P. Balaji, H. Naik, and N. Desai, "Understanding Network Saturation Behavior on Large-Scale Blue Gene/P Systems," Proceedings of the 2009 15th International Conference on Parallel and Distributed Systems, IEEE Computer Society, 2009, pp. 586-593. Also Preprint ANL/MCS-P1671-0909, September 2009. [pdf]
As researchers continue to architect massive-scale systems, it is becoming clear that these systems will utilize a significant amount of shared hardware between processing units. Systems such as the IBM Blue Gene (BG) and Cray XT have started utilizing flat networks (a.k.a. scalable networks) which differ from switched fabrics in that they use a 3D torus or similar topology. This allows the network to only grow linearly with system scale, instead of the super-linear growth needed for full fat-tree switched topologies, but at the cost of increased network sharing between processing nodes.
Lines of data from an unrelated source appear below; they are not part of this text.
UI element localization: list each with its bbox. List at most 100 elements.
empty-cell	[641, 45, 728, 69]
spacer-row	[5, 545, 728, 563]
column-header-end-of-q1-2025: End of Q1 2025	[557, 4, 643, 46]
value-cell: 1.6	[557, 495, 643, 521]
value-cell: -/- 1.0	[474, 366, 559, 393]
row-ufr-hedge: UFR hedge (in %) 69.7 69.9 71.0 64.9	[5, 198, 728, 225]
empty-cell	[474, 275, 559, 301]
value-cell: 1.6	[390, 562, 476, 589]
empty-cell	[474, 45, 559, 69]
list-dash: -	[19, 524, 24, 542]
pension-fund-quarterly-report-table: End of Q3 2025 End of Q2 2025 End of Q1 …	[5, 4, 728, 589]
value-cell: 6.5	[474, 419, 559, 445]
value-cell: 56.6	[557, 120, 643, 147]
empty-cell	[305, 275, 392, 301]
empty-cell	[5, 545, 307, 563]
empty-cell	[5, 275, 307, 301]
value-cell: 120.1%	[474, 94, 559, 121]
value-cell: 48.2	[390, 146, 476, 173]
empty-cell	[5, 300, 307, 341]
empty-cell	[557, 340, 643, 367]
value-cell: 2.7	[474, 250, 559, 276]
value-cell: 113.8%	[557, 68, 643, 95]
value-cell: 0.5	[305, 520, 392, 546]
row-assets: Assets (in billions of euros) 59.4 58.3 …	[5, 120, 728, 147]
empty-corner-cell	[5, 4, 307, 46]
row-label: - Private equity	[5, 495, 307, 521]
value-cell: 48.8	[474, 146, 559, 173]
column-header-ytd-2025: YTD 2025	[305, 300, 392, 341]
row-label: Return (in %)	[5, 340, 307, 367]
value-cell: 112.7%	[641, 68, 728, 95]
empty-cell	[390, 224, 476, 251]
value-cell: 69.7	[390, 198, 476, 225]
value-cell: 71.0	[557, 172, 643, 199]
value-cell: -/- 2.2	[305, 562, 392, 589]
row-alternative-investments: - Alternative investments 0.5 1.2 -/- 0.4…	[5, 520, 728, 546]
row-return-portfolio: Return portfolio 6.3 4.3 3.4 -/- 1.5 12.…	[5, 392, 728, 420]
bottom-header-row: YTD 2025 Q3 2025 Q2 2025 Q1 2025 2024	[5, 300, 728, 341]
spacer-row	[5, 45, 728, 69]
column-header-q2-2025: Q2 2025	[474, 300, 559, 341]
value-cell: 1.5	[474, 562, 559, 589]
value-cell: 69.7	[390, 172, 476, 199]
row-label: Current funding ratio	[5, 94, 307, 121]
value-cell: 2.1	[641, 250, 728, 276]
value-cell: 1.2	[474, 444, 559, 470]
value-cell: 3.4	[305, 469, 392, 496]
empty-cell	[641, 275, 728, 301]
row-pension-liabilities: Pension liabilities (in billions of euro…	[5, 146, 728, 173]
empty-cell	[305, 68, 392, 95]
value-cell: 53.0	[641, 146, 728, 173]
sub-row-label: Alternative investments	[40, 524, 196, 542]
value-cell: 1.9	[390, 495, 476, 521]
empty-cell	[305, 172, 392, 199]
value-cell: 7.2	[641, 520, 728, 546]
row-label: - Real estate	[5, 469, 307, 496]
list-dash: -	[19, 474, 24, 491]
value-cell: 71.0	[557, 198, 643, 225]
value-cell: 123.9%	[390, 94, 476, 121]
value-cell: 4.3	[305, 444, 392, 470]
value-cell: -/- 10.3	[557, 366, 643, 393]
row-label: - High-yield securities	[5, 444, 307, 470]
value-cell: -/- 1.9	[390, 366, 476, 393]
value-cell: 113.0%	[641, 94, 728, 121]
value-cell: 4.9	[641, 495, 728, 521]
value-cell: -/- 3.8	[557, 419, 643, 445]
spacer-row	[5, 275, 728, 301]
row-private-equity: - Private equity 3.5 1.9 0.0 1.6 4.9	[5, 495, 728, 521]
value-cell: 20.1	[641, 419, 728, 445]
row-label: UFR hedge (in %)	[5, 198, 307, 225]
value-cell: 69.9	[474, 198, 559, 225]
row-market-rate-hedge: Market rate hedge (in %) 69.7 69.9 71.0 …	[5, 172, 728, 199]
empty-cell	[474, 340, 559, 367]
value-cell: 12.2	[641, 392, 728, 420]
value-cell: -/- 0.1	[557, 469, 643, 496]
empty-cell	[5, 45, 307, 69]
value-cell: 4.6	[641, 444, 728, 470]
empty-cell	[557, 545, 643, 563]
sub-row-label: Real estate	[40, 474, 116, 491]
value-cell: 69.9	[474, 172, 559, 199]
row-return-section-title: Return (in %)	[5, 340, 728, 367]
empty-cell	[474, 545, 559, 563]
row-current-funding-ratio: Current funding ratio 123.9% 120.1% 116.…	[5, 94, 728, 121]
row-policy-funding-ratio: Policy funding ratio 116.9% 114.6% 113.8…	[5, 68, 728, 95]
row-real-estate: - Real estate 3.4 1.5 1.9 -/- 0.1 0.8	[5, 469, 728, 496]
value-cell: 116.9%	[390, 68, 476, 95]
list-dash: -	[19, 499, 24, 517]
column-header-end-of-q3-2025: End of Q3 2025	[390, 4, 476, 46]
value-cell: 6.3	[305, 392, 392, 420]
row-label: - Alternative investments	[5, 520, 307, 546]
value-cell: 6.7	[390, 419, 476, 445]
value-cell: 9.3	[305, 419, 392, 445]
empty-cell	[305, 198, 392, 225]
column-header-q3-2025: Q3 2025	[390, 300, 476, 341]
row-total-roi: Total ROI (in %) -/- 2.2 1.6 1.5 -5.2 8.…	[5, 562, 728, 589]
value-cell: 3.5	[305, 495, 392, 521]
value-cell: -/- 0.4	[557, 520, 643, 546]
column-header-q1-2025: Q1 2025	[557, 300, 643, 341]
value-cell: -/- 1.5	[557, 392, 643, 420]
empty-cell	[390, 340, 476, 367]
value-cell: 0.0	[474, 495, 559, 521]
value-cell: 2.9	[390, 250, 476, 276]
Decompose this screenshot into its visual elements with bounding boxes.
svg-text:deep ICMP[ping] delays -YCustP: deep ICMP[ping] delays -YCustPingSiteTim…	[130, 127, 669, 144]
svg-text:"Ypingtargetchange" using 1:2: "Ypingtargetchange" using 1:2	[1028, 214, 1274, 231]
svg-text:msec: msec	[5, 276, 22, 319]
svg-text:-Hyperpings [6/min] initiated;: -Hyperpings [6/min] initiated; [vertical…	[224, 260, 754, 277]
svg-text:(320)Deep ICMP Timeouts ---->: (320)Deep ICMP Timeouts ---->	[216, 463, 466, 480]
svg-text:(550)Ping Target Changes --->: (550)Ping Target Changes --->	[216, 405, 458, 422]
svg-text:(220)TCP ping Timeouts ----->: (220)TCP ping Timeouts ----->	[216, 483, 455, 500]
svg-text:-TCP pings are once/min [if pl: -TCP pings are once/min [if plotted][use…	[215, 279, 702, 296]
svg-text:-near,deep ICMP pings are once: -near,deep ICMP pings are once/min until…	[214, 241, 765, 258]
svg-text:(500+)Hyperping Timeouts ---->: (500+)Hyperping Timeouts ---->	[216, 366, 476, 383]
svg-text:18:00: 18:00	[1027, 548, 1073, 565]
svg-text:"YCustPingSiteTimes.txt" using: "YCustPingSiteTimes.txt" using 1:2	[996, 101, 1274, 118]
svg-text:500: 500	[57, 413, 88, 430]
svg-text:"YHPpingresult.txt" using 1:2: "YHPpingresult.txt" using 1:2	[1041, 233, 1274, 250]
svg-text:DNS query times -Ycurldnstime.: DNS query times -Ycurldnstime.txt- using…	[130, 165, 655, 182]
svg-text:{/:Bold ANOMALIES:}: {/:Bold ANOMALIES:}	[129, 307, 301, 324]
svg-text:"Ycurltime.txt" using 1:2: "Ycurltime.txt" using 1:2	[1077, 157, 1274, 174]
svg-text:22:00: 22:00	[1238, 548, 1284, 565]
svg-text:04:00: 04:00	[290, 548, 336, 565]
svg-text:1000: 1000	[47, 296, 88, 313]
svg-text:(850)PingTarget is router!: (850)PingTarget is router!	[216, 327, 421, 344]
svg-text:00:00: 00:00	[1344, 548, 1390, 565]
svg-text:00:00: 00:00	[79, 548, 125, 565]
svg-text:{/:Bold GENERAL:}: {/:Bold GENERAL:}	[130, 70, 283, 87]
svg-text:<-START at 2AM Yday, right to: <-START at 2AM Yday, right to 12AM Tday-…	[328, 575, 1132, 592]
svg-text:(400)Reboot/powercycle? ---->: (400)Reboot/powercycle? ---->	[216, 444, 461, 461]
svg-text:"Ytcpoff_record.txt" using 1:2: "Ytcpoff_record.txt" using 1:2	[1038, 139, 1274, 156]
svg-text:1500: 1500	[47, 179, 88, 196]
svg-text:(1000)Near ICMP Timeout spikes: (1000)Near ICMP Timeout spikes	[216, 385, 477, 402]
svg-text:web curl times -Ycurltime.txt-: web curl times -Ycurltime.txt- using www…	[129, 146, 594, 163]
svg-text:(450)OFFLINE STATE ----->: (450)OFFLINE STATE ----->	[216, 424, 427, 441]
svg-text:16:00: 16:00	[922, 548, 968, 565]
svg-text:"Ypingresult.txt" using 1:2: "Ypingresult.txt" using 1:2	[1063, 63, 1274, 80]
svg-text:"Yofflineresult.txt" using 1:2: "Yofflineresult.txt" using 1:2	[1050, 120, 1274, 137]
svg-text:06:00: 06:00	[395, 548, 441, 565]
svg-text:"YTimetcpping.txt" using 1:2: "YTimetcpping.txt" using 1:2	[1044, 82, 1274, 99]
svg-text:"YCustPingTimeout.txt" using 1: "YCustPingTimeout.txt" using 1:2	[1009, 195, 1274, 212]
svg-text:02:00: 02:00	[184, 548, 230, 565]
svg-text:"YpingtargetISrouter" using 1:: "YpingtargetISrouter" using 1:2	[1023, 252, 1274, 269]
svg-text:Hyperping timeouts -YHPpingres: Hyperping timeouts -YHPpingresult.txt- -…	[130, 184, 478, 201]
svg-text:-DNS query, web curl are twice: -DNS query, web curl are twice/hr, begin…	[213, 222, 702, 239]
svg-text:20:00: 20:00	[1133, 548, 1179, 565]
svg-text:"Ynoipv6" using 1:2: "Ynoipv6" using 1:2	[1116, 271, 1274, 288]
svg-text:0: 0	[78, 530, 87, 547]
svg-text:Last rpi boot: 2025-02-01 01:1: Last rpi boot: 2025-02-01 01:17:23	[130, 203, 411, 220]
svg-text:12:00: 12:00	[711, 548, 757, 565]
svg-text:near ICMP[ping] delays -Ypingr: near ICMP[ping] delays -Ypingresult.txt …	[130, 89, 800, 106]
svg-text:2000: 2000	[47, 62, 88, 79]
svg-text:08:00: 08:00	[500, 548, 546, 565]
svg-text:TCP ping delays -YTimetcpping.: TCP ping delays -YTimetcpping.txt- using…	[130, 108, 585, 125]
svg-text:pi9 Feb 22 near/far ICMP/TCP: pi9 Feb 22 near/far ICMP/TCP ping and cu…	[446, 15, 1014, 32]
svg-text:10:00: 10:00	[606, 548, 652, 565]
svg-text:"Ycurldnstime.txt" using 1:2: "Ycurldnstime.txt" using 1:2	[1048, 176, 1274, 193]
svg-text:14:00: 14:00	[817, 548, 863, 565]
While in many cases a full fat-tree is an over-estimate of the needed bisectional bandwidth, it is not clear whether the other extreme of a flat topology is sufficient to move data around the network efficiently. Thus, In this paper, we study the network behavior of the IBMBG/P using several application communication kernels, and monitor network congestion behavior based on detailed hardware counters. Our studies scale from small systems to up to 8 racks (32768 cores) of BG/P, and
show various interesting insights into the network communication characteristics of the system.